Obviously, not everyone can go for a $250,000 workup, but Vassar argues that good medicine is a lot cheaper than bad medicine. He estimates that by directing just 10 percent of current U.S. medical spending to his kind of meta-analysis, he could produce such massively better health outcomes that the nation could cut health-care spending by two thirds.

This calls for some quick calculations. Total health-care spending makes up about 18 percent of the U.S. GDP. So is Vassar saying that MetaMed alone could some day single-handedly produce a Walmart-size 1.8 percent of the entire U.S. economy? He considers the idea. “I would be shocked if there are not three or four serious competitors,” he says, before mulling another possibility. “Bloomberg is the only player in its space. It’s possible we could hold the whole thing.”

Vassar, who is 34, lives in California and crashes with friends when he is in New York. He has always thought about systems in the largest possible terms. Immediately prior to becoming MetaMed’s chief science officer, he was the president of a Berkeley nonprofit called the Singularity Institute (now called the Machine Intelligence Research Institute), which is largely dedicated to addressing the moment when machines become more intelligent than humans and decide, perhaps, to dispense with us. He says that eventually much of the analysis that happens at MetaMed will also be done with artificial intelligence, and in this sense, the company represents a natural career progression for Vassar.

In Vassar’s larger vision, very sick, very wealthy people spend fortunes on bespoke big-data solutions to their specific problems and the rest of us benefit from the things their analysts learn—creating a kind of trickle-down economy for better diagnosis and treatment.

“Right now, infinite money does not get you the health care that we say that everyone is entitled to,” Vassar says. “What I have created is a context where not merely infinite money but, you know, respectable amounts of money, 99th-percentile wealth, will get you the world that we say everyone is entitled to—where a middle class can afford much better health care than billionaires get today.”
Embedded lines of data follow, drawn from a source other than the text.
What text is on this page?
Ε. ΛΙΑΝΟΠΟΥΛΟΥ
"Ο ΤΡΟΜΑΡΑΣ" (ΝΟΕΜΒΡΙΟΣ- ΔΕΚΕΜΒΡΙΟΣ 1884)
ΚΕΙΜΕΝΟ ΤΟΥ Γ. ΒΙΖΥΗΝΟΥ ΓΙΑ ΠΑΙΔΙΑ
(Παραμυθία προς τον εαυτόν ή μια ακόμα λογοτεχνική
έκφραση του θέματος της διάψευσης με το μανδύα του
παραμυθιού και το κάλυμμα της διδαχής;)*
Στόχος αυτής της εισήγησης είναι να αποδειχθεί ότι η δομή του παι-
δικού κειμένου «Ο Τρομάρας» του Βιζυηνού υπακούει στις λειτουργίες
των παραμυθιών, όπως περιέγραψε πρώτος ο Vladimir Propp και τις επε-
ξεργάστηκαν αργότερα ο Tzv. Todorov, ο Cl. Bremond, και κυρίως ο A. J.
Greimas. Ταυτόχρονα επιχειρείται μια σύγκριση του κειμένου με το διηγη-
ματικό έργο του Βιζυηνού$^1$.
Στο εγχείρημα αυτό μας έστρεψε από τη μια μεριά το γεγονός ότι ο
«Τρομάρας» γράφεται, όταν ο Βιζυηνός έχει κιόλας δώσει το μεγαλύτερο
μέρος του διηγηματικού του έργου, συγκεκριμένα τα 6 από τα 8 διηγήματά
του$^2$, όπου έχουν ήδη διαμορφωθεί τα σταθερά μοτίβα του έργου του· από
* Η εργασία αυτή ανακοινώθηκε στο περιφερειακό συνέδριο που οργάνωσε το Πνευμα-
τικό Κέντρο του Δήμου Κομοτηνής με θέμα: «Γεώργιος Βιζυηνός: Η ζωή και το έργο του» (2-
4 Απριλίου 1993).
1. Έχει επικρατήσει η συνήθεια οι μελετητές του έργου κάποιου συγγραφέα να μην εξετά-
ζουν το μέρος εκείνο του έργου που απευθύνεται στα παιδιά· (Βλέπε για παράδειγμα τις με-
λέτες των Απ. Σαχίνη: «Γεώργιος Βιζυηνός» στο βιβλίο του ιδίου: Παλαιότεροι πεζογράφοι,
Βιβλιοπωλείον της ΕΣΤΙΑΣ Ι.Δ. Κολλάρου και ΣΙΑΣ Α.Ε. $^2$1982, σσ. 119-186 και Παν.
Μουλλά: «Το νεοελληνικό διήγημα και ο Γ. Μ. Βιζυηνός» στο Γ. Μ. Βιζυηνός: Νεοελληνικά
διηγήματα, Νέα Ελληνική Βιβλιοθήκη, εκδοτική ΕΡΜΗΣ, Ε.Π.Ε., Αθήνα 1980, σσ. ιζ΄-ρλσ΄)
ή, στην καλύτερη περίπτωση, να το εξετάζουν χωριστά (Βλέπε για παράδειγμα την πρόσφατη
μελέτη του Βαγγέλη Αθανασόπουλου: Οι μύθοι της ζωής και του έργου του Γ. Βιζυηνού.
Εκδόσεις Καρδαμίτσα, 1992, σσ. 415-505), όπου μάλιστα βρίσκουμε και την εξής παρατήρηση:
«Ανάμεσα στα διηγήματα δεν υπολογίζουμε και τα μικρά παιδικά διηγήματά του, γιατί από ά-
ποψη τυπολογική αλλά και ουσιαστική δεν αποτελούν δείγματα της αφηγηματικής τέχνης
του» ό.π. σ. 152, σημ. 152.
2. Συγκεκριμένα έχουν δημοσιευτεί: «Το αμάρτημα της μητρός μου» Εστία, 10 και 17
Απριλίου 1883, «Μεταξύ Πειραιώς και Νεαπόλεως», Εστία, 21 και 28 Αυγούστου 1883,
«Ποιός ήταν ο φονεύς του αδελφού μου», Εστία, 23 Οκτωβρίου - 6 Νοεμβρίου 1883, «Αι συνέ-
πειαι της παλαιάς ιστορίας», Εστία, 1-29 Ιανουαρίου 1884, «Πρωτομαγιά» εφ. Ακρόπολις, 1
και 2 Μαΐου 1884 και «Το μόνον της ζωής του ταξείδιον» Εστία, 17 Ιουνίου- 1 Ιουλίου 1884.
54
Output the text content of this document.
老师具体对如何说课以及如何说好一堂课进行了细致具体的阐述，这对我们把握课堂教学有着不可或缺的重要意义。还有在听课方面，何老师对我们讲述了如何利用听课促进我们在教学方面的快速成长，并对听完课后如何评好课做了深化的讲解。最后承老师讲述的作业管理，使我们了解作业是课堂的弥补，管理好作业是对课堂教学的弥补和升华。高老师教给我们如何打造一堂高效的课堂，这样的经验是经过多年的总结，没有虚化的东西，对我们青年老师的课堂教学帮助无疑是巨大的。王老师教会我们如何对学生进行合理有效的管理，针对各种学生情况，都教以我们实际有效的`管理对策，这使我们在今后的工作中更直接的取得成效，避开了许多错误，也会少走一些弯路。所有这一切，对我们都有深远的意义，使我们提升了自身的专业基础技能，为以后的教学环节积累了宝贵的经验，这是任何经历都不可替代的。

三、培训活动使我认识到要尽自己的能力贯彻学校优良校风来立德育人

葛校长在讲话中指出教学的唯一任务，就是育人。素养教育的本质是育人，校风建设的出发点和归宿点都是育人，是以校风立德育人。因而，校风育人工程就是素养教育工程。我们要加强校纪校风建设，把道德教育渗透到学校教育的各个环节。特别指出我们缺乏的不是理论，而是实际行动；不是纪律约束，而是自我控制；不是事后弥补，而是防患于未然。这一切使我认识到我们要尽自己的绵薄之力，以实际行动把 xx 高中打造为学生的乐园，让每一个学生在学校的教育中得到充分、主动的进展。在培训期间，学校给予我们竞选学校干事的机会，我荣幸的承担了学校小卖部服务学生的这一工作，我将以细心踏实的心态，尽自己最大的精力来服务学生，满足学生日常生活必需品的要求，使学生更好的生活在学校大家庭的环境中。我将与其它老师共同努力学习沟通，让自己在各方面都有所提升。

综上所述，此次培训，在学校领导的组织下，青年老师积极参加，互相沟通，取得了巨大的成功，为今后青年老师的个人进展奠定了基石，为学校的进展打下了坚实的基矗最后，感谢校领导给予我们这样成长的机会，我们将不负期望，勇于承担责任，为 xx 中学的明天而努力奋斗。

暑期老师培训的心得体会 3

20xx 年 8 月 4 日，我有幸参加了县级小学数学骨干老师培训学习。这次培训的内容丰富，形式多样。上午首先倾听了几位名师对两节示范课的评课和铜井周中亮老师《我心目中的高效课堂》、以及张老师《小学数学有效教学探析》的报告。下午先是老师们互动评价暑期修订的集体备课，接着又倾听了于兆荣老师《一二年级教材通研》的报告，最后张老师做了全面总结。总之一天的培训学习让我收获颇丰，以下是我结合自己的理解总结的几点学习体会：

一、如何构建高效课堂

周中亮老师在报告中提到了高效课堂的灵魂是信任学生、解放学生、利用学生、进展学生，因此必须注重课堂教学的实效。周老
MetaMed will continue to focus on wealthy clients—“That’s how capitalism works. Which of the technologies that we see around us would be here if we insisted that everyone has to have it before anyone can have it?”—but it will share the knowledge it gains. “If what we do works as well as I think it will, in ten years it will be disreputable for governments not to take our health standards.”

So far, MetaMed has twenty clients, and Vassar plans to open a permanent office soon in Red Hook. “I could totally imagine that no one would be taking a Wall Street quant job in five years if we were there as an alternative at the same pay scale,” he says, glancing up at his temporary home. “Practically everyone would rather help people. They just don’t want to be unable to live in nice neighborhoods.”